The first audit of the NUSL as a trustworthy digital repository using the DRAMBORA (Digital Repository Audit Method Based on Risk Assessment) tool and methodology was performed at the end of 2009 as part of the creation of a digital repository of grey literature in the National Library of Technology (NTK). The audit results and experience from its course were summarized in a final report, and published in a book entitled Grey Literature Repositories in 2010. The most important audit outcome was the identified risks connected to the NUSL and potentially endangering its operation, quality, image and other features. These risks were gradually eliminated or moderated by the NUSL team throughout 2010. The main principle of the DRAMBORA audit and, at the same time, its main contribution, is iteration, i.e. its repetition after a certain time period under new conditions as the original risks are reassessed, the measurements adopted for their solution are assessed and new risks are identified.

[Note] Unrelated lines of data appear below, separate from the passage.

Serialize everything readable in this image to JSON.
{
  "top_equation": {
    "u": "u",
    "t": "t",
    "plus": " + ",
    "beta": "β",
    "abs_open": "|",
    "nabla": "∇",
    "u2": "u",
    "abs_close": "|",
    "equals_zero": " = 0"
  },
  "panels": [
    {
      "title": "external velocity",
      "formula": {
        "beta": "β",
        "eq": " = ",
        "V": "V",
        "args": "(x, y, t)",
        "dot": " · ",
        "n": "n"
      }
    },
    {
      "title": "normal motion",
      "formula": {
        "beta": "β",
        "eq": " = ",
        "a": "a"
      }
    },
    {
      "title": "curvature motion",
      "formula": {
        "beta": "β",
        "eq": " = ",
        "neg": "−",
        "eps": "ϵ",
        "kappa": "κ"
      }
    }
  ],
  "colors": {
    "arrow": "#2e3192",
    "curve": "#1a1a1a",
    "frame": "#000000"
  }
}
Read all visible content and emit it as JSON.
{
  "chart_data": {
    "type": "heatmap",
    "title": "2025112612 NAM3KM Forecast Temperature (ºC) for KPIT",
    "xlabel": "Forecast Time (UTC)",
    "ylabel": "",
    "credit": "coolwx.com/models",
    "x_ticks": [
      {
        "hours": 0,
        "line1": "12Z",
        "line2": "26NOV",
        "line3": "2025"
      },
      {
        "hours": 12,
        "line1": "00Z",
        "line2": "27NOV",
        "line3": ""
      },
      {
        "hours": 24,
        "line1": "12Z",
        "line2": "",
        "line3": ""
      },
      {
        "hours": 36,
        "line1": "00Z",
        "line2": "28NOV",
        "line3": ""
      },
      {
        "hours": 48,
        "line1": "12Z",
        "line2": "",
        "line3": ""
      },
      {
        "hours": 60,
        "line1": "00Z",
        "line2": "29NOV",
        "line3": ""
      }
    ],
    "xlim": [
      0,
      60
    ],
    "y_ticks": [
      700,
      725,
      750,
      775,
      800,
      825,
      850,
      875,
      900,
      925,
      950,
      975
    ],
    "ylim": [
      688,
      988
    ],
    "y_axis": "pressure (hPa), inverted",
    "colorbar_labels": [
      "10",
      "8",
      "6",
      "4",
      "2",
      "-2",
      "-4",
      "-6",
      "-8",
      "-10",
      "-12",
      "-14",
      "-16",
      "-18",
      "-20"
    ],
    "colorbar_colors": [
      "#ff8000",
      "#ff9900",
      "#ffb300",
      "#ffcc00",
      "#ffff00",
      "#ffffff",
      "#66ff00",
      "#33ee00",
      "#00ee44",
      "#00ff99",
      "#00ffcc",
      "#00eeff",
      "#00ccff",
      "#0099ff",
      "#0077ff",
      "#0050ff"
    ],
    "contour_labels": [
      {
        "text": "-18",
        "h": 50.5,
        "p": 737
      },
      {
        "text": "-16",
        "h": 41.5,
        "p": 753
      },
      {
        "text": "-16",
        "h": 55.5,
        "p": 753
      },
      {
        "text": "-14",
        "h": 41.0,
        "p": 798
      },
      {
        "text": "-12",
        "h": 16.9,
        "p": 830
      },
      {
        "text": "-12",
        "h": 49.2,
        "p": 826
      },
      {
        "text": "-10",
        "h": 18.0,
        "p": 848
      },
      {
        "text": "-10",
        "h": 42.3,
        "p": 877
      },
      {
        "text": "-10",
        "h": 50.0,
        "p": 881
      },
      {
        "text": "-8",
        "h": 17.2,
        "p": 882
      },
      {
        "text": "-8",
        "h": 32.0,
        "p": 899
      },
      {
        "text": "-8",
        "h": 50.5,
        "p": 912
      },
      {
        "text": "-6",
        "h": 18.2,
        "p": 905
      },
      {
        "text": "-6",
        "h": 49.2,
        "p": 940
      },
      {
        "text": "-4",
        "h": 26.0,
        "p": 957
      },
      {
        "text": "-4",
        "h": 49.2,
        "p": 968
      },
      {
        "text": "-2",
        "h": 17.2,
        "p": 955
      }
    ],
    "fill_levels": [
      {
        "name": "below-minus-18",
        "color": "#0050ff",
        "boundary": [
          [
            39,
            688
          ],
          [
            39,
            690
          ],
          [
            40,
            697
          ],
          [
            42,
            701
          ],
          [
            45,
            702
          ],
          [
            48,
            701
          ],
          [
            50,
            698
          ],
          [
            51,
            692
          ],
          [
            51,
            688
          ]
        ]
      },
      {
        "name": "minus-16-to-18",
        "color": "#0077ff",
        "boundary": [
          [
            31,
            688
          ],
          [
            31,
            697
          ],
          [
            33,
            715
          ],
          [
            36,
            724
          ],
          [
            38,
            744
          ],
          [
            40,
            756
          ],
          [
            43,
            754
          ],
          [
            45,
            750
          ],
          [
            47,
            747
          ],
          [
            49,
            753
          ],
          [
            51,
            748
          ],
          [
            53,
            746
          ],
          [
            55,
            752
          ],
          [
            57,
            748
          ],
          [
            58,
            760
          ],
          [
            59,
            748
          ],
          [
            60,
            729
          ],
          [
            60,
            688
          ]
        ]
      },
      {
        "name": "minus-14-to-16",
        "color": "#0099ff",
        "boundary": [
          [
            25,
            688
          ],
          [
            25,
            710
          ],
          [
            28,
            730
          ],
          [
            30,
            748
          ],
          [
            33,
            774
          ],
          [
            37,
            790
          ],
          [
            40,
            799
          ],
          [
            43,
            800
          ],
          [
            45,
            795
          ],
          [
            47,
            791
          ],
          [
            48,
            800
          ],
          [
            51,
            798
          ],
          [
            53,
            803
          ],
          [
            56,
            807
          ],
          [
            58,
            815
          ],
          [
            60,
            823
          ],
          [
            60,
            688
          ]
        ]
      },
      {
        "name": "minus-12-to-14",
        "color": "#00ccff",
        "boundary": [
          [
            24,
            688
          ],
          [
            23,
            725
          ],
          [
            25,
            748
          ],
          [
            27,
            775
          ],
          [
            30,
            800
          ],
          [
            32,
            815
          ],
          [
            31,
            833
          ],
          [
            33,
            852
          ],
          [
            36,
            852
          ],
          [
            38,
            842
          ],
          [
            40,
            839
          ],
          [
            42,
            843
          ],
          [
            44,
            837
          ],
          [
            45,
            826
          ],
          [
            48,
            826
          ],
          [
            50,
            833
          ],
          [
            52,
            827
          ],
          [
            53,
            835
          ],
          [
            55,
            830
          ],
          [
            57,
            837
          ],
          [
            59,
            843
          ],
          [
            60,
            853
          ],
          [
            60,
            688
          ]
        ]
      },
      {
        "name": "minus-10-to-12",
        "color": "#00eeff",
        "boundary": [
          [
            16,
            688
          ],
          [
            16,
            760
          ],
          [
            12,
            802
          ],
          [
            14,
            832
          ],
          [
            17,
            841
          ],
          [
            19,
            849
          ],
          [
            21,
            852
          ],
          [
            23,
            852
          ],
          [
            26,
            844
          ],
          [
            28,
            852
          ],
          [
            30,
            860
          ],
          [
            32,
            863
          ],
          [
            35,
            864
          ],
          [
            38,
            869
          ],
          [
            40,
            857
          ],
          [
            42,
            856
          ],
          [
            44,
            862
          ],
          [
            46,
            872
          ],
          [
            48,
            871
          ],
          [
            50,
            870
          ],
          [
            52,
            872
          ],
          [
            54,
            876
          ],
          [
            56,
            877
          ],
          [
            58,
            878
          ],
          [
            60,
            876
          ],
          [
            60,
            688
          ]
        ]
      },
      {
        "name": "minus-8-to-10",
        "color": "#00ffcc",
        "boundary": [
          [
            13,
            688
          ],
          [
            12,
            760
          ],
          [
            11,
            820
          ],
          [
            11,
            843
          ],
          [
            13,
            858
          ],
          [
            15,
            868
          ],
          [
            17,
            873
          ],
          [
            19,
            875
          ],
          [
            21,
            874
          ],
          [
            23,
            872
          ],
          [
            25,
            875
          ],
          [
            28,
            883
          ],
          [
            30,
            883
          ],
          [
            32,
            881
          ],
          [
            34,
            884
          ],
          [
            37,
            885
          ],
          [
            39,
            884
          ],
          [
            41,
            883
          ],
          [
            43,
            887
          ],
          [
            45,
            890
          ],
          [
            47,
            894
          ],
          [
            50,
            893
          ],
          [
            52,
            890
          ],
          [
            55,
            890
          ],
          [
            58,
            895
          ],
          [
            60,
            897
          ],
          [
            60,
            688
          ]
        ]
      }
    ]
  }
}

The second NUSL digital repository audit was performed a year later, again at the end of the year. In this audit, the actual state of the repository was assessed, as well as the progress achieved in 2010; new potential risks were also identified, as were possible ways to eliminate them or reduce their impact. The NUSL documentation, the description of the whole project, its processes, procedures and related documents were significantly developed during 2010 and, therefore, they made a very good basis for the audit.
The third audit was performed a year later using the same method as the two preceding audits, with the presence of an external consultant who obtained information by interviewing NUSL team members and through the study of the most significant documents containing responses to the previous audit and the progress of the NUSL in 2011, including changes in its relevant environment. In addition to the mapped repository and the relevant environment, the producers of the methodology and the tool consider another crucial output to be the analysis of identifiable risks to the repository, its quality, readiness, reputation and position in the eyes of both specialists and ordinary users. In the 2011 audit, 24 risks identified in the 2009 and 2010 audits were assessed, as was the progress towards their elimination, and 3 new risks were identified. The biggest change in comparison with last year was that the NUSL pilot project ended in 2011, and the NUSL became an integral part of the services offered by the NTK and was fully funded from the NTK budget, which was reflected in the assessment of the risks related to the mandate and funding of the NUSL. The other significant changes are apparent from incremental commentaries in the DRAMBORA database, from files attached to it and from records added mainly in the areas of Constraints, Objectives and Activities. The identified and reassessed risks continue to pertain particularly to the conditions of activity description and repository procedures, the state and development of staff, project funding, hardware and software resources and NUSL collections, including backup and the relevant NUSL environment.
The end of the pilot project, when the NUSL became an integral part of the services offered by the NTK and became fully funded from the NTK budget, was still a big change and was reflected in the assessment of the mandate and the related risks. The greatest risk was identified in the NUSL cooperation network - its state and future development. In the 2012 audit, 27 risks were assessed and 5 new risks identified.